Arthritis, or rheumatoid arthritis (RA), can be managed with conventional treatments, medications, physiotherapy and, if necessary, surgery. But certain lifestyle changes and complementary approaches can help you live better with your arthritis. Some complementary approaches, which fall outside of conventional Western medicine, can provide additional relief.
- 1 Lifestyle changes, exercises to ease RA symptoms
- 2 Coping With Rheumatoid Arthritis Flares
- 3 Tai chi and yoga to reduce RA symptoms
- 4 Omega-3, Turmeric and Coenzyme Q10 to Improve Symptoms of Rheumatoid Arthritis
Lifestyle changes, exercises to ease RA symptoms
Lifestyle changes and home treatments can reduce RA symptoms and improve joint function.
If you suffer from RA, it is important to stay active; if you don’t, you may experience increased joint instability, as the muscles around your joints weaken and your tendons and other soft tissues become inflamed. In fact, exercise is considered an essential aspect of RA treatment, and typically consists of flexibility, range of motion, aerobics, and strength training exercises. Physical activity should be balanced with rest, which can help reduce joint inflammation and associated symptoms of pain, stiffness and swelling.
Coping With Rheumatoid Arthritis Flares
To lessen flare-ups of inflammation, you can try using:
– thermal treatments, such as hot compresses or baths, to soothe stiff joints and tired muscles, or cold treatments for acute pain
– OTC topical ointment
– Specialized braces or splints that support the joints and allow them to rest
– Self-help devices, such as zipper pulls and long-handled shoe horns, to relieve joints during daily activities
It is also important to maintain a healthy emotional state.
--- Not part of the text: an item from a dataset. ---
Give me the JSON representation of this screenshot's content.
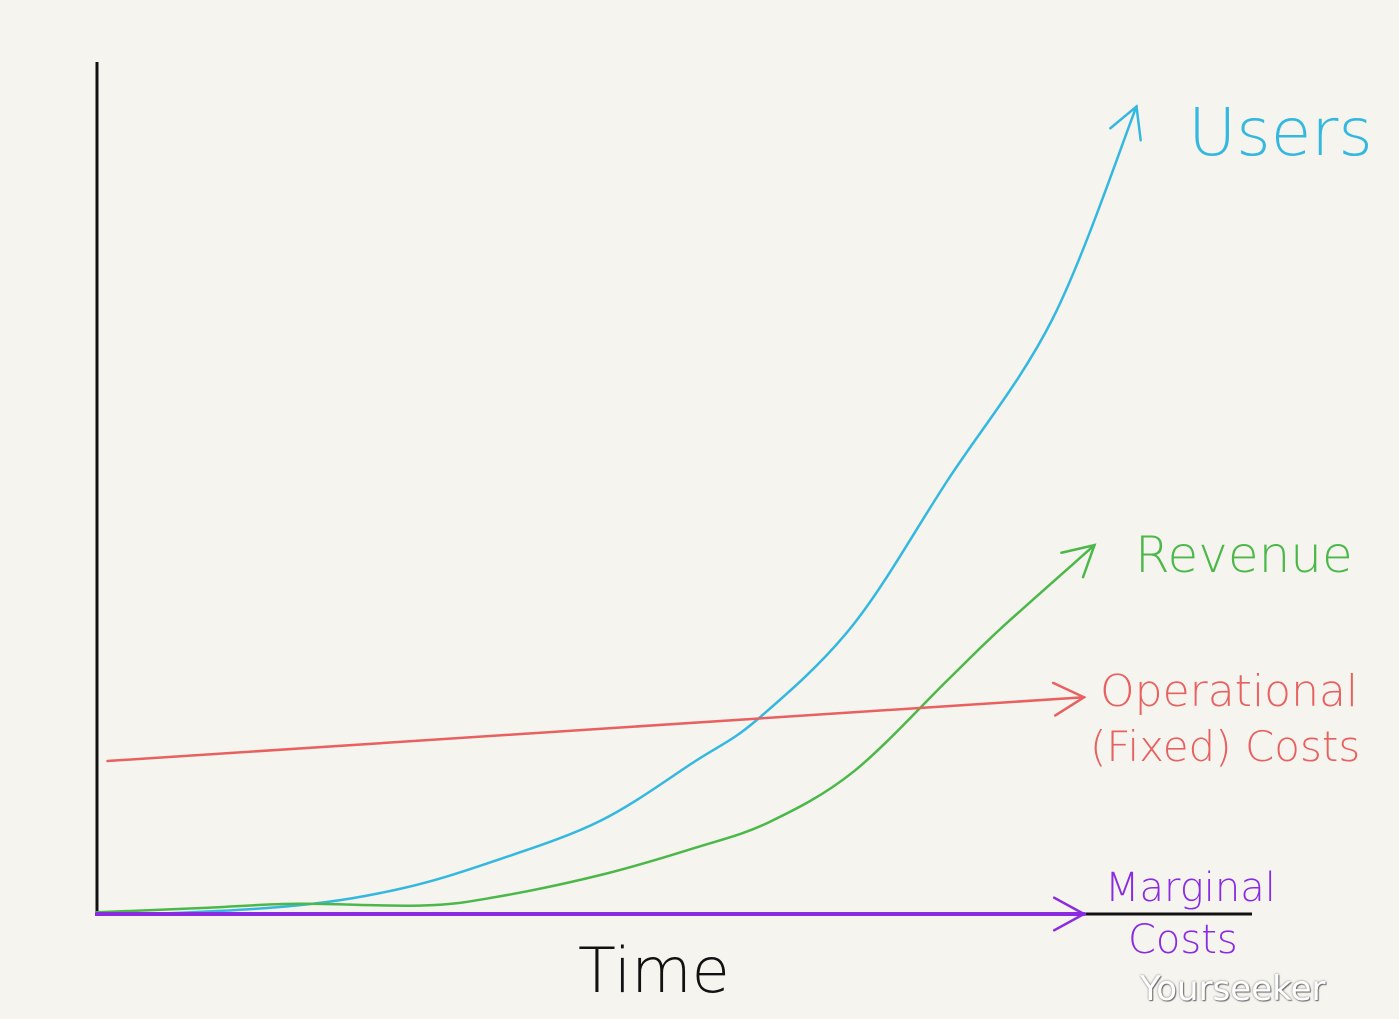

Although there is no evidence that stress by itself can cause rheumatoid arthritis, it can affect the severity of your symptoms and your pain.
Relaxation techniques, visualization exercises, Heart Coherence-type breathing, can help you deal with the inevitable stress of living with rheumatoid arthritis.
Tai chi and yoga to reduce RA symptoms
Tai chi, which is a low-impact form of exercise, appears to be safe for RA and does not exacerbate RA symptoms. Although tai chi does not reduce inflammation-related symptoms of RA, a November 2016 study published in the journal Canadian Family Physician found that the practice may provide some benefits for depression and anxiety, lung disease, fibromyalgia, and lower back pain, all of which people with RA can also experience.
Some individual studies have shown that yoga can help people with rheumatoid arthritis by improving physical function, increasing grip strength and reducing inflammation, including decreasing the number of tender and swollen joints. These studies have also shown that certain forms of yoga can reduce pain, disability and fatigue, and improve health, mood and quality of life.
And in an Indian study published in February 2019 in the journal Restorative Neurology and Neuroscience, researchers found that practicing yoga five days a week for two months can significantly reduce the severity of physical and psychological symptoms of RA.
If you decide to try yoga for RA, avoid Bikram yoga and other high-intensity forms of yoga.
Omega-3, Turmeric and Coenzyme Q10 to Improve Symptoms of Rheumatoid Arthritis
It is important to discuss dietary supplements with your doctor before starting them. Many dietary supplements have been proposed for the treatment of RA, and research suggests that some of them show promise.
Fish oil, for example, contains high levels of omega-3 fatty acids, and studies have suggested this substance may help relieve tender joints and morning stiffness, reducing the need for anti-inflammatory drugs. . A study published in January 2017 in the journal Nutrients showed that marine oil supplements (all oils of marine origin, including those from whole fish) can help reduce pain in patients with RA.
Vegetable oils that can help alleviate symptoms
Vegetable oils, such as blackcurrant seed, evening primrose, and borage seed, may also be beneficial because they contain omega-6 fatty acids — especially gamma-linolenic acid, or GLA. An article published in the Cochrane Review found that these oils, in addition to omega-3 fatty acids, likely improve pain, may improve function, and probably do not increase adverse side effects in people with RA.
Research has shown that curcumin, a major active component of turmeric, also has anti-inflammatory properties that may make it useful for RA and many other conditions. A study published in August 2016 in the Journal of Medicinal Food found that there is scientific evidence that curcumin may help relieve RA. As curcumin is quickly eliminated from the body, several formulations exist on the market to increase its bioavailability, that is to say the amount of the substance that circulates in the body. Curcumin is generally safe, but as always, talk to your doctor before taking it.
Additionally, a study published in August 2019 in the journal Clinical Rheumatology found that coenzyme Q10, a nutrient that occurs naturally in the body and is also available as a supplement, may help reduce joint swelling and tenderness in patients people with RA.